A dispersion of hollow silicon oxide particles in isopropyl alcohol was added to 270 g of a dispersion of chain-like silicon oxide particles in methanol in such a manner that the ratio by mass of the chain-like silicon oxide particles to the hollow silicon oxide particles was 9:1. Methanol and isopropyl alcohol were distilled off under heating while 1-propoxy-2-propanol was added thereto. Methanol and isopropyl alcohol were distilled off until the solid content concentration reached 30.0% by mass to prepare 200 g of a 1P2P solvent-substituted liquid containing the silicon oxide particles (hereinafter, referred to as a “solvent-substituted liquid 12”). As the dispersion of the chain-like silicon oxide particles in methanol, MA-ST-UP (particle diameter: 40 nm, solid content concentration: 20%) available from Nissan Chemical Industries, Ltd. was used. As the dispersion of the hollow silicon oxide particles in isopropyl alcohol, Thrulya 4110 (average particle diameter: about 60 nm, shell thickness: about 10 nm, solid content concentration: 20.5% by mass) available from JGC Catalysts and Chemicals Ltd. was used.
The solvent-substituted liquid 12 was diluted with ethyl lactate so as to have a solid content concentration of 20.0% by mass. Then the silica sol 1 was added thereto in such a manner that the ratio of the silicon oxide particles to a silica sol component was 50:1.
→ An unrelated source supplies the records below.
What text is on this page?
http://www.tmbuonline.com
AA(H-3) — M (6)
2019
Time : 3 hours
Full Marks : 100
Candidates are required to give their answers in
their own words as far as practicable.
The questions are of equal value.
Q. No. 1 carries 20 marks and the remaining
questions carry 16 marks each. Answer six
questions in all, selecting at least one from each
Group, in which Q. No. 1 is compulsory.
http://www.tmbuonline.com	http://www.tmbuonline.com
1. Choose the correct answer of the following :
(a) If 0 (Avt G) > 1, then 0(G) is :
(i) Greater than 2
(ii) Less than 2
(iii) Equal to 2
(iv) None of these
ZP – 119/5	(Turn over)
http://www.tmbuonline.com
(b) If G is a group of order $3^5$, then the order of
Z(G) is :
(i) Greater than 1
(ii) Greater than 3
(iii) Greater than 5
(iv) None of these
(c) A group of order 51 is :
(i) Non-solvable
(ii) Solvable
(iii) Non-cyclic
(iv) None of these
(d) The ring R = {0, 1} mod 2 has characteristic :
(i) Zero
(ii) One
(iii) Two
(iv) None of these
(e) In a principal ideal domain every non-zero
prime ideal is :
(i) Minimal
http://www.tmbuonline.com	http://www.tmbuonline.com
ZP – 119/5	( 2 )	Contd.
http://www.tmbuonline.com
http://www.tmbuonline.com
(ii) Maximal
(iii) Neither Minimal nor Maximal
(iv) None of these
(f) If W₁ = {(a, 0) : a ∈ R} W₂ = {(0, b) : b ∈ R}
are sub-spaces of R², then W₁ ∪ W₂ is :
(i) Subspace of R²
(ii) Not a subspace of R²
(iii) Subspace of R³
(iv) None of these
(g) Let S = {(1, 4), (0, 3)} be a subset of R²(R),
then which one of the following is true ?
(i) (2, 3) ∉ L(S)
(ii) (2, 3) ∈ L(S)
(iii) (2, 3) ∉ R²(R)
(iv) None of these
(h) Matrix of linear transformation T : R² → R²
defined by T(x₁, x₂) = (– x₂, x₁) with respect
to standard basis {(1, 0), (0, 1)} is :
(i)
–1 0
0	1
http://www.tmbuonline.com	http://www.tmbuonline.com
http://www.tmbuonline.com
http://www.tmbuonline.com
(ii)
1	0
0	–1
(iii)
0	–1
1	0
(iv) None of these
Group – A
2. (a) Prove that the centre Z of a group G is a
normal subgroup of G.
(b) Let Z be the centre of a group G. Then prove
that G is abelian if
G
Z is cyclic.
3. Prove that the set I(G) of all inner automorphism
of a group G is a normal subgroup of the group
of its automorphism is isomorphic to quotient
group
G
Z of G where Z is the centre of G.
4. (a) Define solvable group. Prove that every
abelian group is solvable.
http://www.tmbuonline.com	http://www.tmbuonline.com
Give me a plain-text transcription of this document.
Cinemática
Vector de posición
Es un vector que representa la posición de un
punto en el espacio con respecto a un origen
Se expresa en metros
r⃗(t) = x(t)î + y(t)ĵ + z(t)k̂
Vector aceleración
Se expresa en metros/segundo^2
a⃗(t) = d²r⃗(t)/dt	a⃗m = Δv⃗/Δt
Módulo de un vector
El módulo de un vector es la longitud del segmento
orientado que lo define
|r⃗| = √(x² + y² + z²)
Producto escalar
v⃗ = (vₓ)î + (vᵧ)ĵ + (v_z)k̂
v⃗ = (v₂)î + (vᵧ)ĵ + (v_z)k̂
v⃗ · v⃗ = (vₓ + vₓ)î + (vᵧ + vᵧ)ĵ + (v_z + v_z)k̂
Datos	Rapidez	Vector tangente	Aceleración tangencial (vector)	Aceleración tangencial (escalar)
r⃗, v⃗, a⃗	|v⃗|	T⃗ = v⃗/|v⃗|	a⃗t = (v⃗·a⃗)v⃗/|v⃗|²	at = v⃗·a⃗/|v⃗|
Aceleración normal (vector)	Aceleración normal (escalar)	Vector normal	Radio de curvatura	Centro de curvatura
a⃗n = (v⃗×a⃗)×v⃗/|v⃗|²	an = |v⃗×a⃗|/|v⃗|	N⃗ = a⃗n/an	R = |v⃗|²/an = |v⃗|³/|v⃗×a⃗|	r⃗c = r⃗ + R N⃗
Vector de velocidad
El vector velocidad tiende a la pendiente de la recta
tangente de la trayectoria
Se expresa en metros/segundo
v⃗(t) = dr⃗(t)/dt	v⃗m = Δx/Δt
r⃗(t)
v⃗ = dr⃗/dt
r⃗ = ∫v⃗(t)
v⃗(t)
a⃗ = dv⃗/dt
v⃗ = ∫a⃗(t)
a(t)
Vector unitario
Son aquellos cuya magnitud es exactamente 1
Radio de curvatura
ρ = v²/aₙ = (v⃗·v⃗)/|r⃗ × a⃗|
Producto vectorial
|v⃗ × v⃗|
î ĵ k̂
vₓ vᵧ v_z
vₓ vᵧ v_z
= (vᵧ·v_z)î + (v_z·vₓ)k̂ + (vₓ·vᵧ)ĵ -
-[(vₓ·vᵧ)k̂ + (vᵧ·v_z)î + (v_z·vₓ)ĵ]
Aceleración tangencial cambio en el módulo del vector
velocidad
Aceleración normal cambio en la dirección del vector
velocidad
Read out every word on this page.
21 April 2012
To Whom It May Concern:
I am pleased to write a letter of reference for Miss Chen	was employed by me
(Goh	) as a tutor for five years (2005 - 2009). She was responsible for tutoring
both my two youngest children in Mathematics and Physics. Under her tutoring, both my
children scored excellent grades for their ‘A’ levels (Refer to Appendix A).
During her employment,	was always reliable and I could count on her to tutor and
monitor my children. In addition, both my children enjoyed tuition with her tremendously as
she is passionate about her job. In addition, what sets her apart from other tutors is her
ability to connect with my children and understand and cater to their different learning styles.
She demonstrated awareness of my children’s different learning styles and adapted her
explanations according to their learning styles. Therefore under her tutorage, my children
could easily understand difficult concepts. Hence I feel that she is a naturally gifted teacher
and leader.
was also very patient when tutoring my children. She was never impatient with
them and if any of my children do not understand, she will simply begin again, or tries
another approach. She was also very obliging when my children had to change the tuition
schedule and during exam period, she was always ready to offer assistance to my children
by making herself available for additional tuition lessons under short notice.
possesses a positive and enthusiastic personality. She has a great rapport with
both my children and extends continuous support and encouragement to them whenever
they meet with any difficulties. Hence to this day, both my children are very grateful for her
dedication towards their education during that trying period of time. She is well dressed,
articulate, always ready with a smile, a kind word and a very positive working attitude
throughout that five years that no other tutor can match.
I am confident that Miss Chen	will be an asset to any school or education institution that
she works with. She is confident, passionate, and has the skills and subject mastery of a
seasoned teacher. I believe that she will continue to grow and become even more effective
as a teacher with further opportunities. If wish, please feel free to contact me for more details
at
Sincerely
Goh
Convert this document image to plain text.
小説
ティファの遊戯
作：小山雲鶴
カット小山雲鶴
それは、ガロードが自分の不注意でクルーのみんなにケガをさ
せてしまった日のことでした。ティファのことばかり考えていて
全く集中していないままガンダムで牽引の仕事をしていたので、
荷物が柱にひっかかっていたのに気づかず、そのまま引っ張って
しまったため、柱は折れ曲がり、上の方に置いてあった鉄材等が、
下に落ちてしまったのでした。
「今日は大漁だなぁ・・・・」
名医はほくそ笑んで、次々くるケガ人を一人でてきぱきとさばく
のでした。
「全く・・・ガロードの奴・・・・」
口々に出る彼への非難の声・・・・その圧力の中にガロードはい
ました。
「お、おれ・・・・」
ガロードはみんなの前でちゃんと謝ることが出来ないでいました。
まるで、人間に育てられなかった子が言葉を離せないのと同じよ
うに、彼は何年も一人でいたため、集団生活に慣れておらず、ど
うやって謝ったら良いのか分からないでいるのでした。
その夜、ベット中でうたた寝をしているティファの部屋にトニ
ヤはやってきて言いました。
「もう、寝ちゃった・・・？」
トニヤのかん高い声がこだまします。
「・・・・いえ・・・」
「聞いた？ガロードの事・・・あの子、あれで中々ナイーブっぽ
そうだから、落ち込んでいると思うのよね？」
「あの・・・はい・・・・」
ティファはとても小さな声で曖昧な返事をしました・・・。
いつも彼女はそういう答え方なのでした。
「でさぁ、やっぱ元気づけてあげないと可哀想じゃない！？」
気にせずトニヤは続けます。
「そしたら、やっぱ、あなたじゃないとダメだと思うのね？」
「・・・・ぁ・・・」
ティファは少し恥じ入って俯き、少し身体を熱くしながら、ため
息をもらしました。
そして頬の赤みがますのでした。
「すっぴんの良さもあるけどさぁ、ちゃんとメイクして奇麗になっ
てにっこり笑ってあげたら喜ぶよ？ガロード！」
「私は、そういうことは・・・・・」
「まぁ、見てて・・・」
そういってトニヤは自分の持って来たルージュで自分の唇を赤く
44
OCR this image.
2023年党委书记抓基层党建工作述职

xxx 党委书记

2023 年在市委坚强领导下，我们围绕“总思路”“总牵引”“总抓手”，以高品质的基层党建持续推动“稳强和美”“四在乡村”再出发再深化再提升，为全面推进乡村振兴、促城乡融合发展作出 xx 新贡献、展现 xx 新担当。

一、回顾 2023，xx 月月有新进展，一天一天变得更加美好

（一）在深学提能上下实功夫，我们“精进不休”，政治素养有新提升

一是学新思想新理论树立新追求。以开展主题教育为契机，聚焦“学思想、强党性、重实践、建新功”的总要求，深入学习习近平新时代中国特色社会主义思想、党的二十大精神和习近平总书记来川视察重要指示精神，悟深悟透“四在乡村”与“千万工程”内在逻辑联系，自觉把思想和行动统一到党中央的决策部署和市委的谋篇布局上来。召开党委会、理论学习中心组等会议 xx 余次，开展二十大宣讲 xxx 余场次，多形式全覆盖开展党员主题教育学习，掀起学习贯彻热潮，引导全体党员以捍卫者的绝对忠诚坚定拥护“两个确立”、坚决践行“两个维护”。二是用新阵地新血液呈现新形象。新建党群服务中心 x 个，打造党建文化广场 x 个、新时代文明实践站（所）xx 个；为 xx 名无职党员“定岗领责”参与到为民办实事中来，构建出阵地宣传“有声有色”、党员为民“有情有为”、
The resulting mixture was stirred at room temperature for 2 hours to prepare a coating liquid 14 containing the chain-like silicon oxide particles and the hollow silicon oxide particles.
The resulting coating liquid 14 was dropped onto a glass substrate and a silicon wafer and then formed into films with a spin coater. Each of the films was baked on a hot plate at 120° C. for 5 minutes to produce an article including a porous layer. The film thickness was 1.2 μm.
A dispersion of hollow silicon oxide particles in isopropyl alcohol was added to 390 g of a dispersion of chain-like silicon oxide particles in isopropyl alcohol in such a manner that the ratio by mass of the chain-like silicon oxide particles to the hollow silicon oxide particles was 49:1. Isopropyl alcohol was distilled off under heating while 1-propoxy-2-propanol was added thereto. Isopropyl alcohol was distilled off until the solid content concentration reached 30.0% by mass to prepare 200 g of a 1P2P solvent-substituted liquid containing the silicon oxide particles (hereinafter, referred to as a “solvent-substituted liquid 13”). As the dispersion of the chain-like silicon oxide particles in isopropyl alcohol, IPA-ST-UP (particle diameter: 40 nm, solid content concentration: 15%) available from Nissan Chemical Industries, Ltd. was used. As the dispersion of the hollow silicon oxide particles in isopropyl alcohol, Thrulya 1110 (average particle diameter: about 50 nm, shell thickness: about 10 nm, solid content concentration: 20.5% by mass) available from JGC Catalysts and Chemicals Ltd. was used.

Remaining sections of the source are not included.